Today we can see how psychology includes a variety of different theoretical orientations. The types of psychological paradigms that exist include a series of behavioral guidelines that encourage us to practice professional practices in different ways. Behaviorism is one of the most common orientations in today's world among psychologists. Behaviorists perceive the living being as a "tabula rasa", in whom behavior is determined by the reinforcements and punishments they receive.
Related topics
Gestalt theory, cognitivism, neo behaviorism
Behaviorism is a branch of psychology that studies the common laws that determine different human and even animal behaviors. It focuses on the behavior that can be observed, prioritizes for this reason the objective of the subjective.
It is responsible for studying the use of different experimental procedures with the aim of studying observable behavior, or behavior, considering the environment in which man develops and the set of stimuli and responses thereof. It then studies the interaction that occurs between living beings and the stimuli of the environment or external environment.
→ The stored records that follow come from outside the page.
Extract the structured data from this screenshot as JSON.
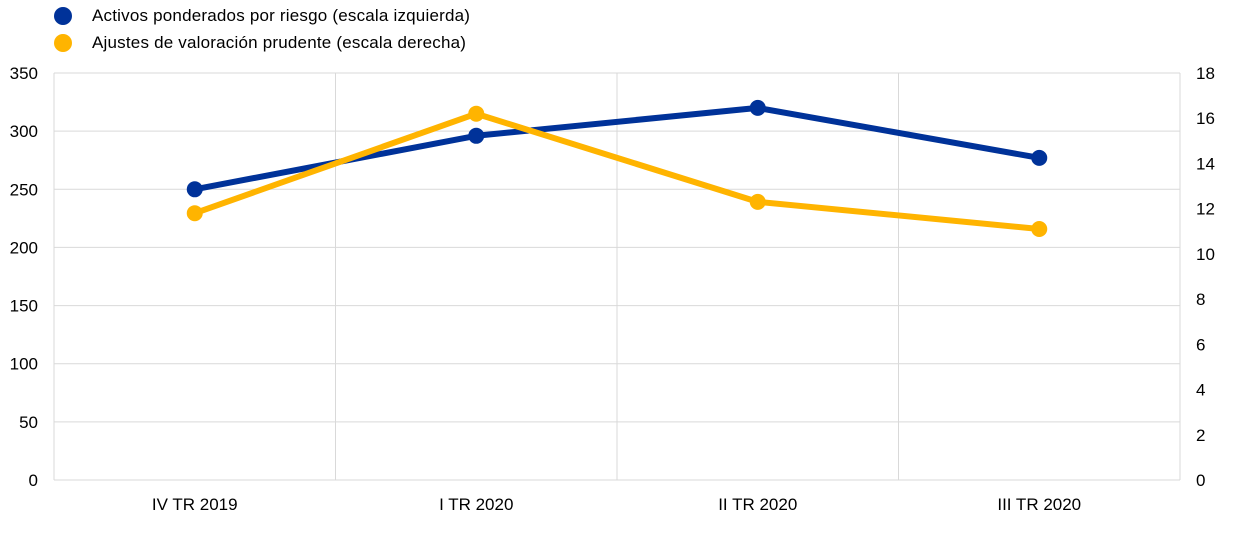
{
  "chart_data": {
    "type": "line",
    "categories": [
      "IV TR 2019",
      "I TR 2020",
      "II TR 2020",
      "III TR 2020"
    ],
    "series": [
      {
        "name": "Activos ponderados por riesgo (escala izquierda)",
        "axis": "left",
        "color": "#003299",
        "values": [
          250,
          296,
          320,
          277
        ]
      },
      {
        "name": "Ajustes de valoración prudente (escala derecha)",
        "axis": "right",
        "color": "#FFB400",
        "values": [
          11.8,
          16.2,
          12.3,
          11.1
        ]
      }
    ],
    "y_left": {
      "ylim": [
        0,
        350
      ],
      "ticks": [
        "0",
        "50",
        "100",
        "150",
        "200",
        "250",
        "300",
        "350"
      ]
    },
    "y_right": {
      "ylim": [
        0,
        18
      ],
      "ticks": [
        "0",
        "2",
        "4",
        "6",
        "8",
        "10",
        "12",
        "14",
        "16",
        "18"
      ]
    },
    "grid": true,
    "legend_position": "top-left"
  }
}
Its main features are as follows:
The Behaviorism school was developed from different studies on animal behavior. For behaviorists, it was not important to think about what was thought or felt, and they focused more on what was really visible. For this reason, they studied what could be seen by replacing introspection as a research method with laboratory studies on conditioning as a type of learning.
The different studies carried out by Darwin at the end of the 19th century gave rise to the appearance of different ways of thinking with respect to the human sciences. Around the year 1913, the first theories about behaviorism began to appear. John Watson was the first to initiate the new school of behaviorism. He focused on what could be observed, studying only the facts and behaviors that were visible to the scholar’s eyes. Different laboratory tests were started, thinking that one could get to know the way in which a person or animal could react to a stimulus, to get to know what was in the mind. By the beginning of the 20th century, Watson argued that observable behavior as an object of study gave rise to behavior. Ivan Pavlov was one of the main forerunners who contributed ideas to Watson’s theory. By 1920, radical behaviorism flourished and was known worldwide. By the 1980s, there was an emergence of behaviorism, which became indispensable to solving some problems. Several behavioral theories emerged based on previous studies of behaviorism.
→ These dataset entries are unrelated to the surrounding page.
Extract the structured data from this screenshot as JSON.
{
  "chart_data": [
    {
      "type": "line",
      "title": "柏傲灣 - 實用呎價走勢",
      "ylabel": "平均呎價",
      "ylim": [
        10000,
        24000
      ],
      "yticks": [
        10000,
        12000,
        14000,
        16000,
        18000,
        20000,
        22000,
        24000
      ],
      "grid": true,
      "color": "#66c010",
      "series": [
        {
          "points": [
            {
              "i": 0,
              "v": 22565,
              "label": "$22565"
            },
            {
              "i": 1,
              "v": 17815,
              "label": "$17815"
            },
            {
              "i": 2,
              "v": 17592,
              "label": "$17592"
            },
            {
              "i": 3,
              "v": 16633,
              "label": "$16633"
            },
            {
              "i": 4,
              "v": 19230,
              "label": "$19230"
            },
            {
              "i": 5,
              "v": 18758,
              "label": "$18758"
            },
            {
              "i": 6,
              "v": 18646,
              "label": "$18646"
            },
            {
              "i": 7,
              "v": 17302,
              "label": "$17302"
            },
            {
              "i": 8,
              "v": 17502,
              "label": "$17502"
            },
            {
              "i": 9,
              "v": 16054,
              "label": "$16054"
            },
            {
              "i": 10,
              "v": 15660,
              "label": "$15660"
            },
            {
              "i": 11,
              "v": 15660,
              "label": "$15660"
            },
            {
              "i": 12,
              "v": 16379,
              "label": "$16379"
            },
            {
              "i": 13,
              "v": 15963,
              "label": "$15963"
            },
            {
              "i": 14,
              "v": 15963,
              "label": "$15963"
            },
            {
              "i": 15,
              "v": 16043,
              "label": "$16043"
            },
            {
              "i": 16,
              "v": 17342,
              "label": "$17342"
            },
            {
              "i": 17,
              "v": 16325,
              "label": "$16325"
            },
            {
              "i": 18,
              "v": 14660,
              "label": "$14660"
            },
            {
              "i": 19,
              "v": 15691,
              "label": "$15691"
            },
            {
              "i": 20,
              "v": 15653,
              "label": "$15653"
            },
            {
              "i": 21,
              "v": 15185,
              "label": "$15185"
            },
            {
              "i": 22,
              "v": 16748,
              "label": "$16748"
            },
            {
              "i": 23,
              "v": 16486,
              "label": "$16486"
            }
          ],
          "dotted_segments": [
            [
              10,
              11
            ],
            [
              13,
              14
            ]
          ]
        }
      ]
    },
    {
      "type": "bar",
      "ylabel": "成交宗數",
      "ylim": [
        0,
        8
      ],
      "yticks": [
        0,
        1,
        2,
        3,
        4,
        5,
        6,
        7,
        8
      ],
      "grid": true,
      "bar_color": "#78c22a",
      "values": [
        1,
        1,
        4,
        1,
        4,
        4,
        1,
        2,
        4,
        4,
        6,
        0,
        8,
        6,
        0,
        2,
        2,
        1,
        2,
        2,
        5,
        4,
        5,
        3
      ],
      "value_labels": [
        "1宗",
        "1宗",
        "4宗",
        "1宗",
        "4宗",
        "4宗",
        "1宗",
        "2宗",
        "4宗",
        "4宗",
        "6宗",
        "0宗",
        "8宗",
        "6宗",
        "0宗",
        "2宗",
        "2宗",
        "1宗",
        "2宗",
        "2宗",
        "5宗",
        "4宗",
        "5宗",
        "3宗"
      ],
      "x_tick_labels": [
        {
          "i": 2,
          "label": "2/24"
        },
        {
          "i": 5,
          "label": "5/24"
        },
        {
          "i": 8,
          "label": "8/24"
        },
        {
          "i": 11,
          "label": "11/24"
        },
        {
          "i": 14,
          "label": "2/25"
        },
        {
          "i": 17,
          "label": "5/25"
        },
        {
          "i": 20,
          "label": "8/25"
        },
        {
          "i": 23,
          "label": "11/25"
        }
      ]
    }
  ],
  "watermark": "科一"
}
Among the main representatives of behaviorism, we can mention the following:
It has collaborated greatly with psychology, on different investigations regarding the principles of learning, which have been systematized in the theory of classical and operative conditioning. It helps to modify behaviour and to elaborate therapies for it. Research on different teaching and training methods.
One of the applications in psychology is the behavioral therapy that tries to teach the person to emit answers before the stimuli that previously caused them maladaptive answers. It is used in programmed instruction and behavioral objectives within the branch of education.